The purpose of this randomized trial was to compare the outcomes of using a 3-point prefabricated orthosis with elastic tape versus cast immobilization for the management of nonsurgical mallet finger. Further evaluation with a larger cohort is warranted to increase the statistical power of the findings. Statistically significant risk factors for failure are increasing age, a tendinous injury, and the orthotic type. There was no significant difference in the orthotic management failure rate by digit for a mallet injury. The orthotic type was associated with the failure rate, and failure was highest in patients treated with Stack orthoses (n = 183, 56% P =. The failure rate was higher in tendinous versus bony mallet injuries (n = 131, 40% vs n = 66, 20%, respectively P <. The median patient age with failure was 54 years, versus the median patient age with nonfailure of 48 years ( P <. An older age at injury was associated with failure. There was a trend toward the little finger failing at a higher rate (n = 131, 40%) than the other digits individually ( P =. There was no statistically significant difference of failure rate between digits. Out of 1,331 identified patients, 328 met the inclusion criteria. A categorical variable analysis was performed to identify risk factors for failure of orthosis management. Failure rates were compared for all digits, specifically comparing the little finger versus all other digits. Patient demographics, details of management, and treatment outcomes were collected. This was a retrospective chart review of all patients with an isolated mallet finger injury managed at our institution from 2011 to 2019.
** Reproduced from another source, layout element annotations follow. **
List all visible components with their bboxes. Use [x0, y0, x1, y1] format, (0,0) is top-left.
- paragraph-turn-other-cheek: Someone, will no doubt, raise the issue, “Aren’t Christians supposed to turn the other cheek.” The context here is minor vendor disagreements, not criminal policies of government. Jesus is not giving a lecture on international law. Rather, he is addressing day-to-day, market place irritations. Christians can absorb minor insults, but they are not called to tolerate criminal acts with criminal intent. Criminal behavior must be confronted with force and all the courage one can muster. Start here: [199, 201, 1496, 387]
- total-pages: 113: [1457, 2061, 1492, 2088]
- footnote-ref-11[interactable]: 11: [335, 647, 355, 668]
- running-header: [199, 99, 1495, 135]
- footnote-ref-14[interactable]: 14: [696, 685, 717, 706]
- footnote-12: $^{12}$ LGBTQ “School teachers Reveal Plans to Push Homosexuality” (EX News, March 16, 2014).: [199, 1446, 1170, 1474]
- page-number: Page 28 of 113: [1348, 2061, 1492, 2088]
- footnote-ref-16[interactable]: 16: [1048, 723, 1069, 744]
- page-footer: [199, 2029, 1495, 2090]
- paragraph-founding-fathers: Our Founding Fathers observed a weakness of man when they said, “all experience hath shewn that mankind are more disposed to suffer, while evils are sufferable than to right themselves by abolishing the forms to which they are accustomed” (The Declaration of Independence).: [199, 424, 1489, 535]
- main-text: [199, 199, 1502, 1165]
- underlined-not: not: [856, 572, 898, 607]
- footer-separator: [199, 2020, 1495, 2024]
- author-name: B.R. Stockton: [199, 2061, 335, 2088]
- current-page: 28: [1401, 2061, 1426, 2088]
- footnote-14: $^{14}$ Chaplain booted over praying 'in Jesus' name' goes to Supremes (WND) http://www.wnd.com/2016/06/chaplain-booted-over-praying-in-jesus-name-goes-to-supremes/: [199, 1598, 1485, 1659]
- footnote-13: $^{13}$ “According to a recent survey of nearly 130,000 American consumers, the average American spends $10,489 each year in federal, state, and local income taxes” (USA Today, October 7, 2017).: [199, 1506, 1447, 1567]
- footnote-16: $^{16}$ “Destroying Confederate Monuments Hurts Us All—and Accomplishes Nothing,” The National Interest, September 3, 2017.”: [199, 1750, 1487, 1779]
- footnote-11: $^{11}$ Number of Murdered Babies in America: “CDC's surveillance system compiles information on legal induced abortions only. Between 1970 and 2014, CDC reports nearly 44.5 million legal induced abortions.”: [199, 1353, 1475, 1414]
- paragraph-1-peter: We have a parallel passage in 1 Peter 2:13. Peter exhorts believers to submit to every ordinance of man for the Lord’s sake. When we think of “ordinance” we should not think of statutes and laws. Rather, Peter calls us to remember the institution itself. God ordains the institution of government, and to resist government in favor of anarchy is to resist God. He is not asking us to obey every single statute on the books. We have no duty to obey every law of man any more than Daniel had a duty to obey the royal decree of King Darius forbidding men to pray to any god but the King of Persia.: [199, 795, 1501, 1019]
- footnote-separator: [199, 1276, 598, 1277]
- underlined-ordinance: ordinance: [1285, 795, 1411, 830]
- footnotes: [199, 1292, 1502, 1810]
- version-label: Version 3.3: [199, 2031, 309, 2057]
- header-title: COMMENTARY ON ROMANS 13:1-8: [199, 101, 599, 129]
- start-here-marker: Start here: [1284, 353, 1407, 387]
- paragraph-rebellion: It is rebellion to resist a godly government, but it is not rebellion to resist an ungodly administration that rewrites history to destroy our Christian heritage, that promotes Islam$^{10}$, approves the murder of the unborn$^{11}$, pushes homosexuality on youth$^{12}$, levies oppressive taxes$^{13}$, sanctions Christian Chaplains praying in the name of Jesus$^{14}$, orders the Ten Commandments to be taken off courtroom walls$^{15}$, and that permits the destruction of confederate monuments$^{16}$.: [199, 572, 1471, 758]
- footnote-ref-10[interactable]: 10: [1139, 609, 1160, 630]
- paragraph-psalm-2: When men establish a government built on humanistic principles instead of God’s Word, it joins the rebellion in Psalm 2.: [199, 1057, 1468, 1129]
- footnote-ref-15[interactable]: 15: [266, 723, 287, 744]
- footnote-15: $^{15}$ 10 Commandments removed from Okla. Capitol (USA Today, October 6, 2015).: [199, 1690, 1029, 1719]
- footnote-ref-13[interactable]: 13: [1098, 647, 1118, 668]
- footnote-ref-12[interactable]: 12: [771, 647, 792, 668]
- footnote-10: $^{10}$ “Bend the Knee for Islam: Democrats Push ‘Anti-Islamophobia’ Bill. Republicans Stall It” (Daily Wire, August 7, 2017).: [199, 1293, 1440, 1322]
kentucky docxtor catanzaro

Our purpose was to report the failure rates of orthotic management by digit and investigate other factors that contribute to failure.

kentucky docxtor catanzaro

Nonsurgical treatment with continuous extension orthosis fabrication is the preferred treatment. Even patients who delay initiation of treatment can achieve favorable results.Ī closed mallet injury is a common finger injury involving terminal extensor tendon avulsion from its insertion on the distal phalanx. While increased age may negatively affect the final result of mallet finger injuries, an older individual can favorably influence his or her result by choosing to be compliant with treatment. Statistical analysis reveals that compliant patients have excellent outcomes more often than do noncompliant patients (61.5% and 9.1%, respectively) in the treatment for mallet finger injuries. Results of therapy were divided into excellent, good, or poor groups depending on the patient's final range of motion and final active extension lag at the distal interphalangeal joint. Compliance ratings were based on self-reports of performance with home programs and attendance at therapy appointments. The records of 44 patients who sustained mallet finger injuries were examined retrospectively. While patient compliance with hand therapy intuitively seems important to the outcome of treatment, no formal study has validated this assumption.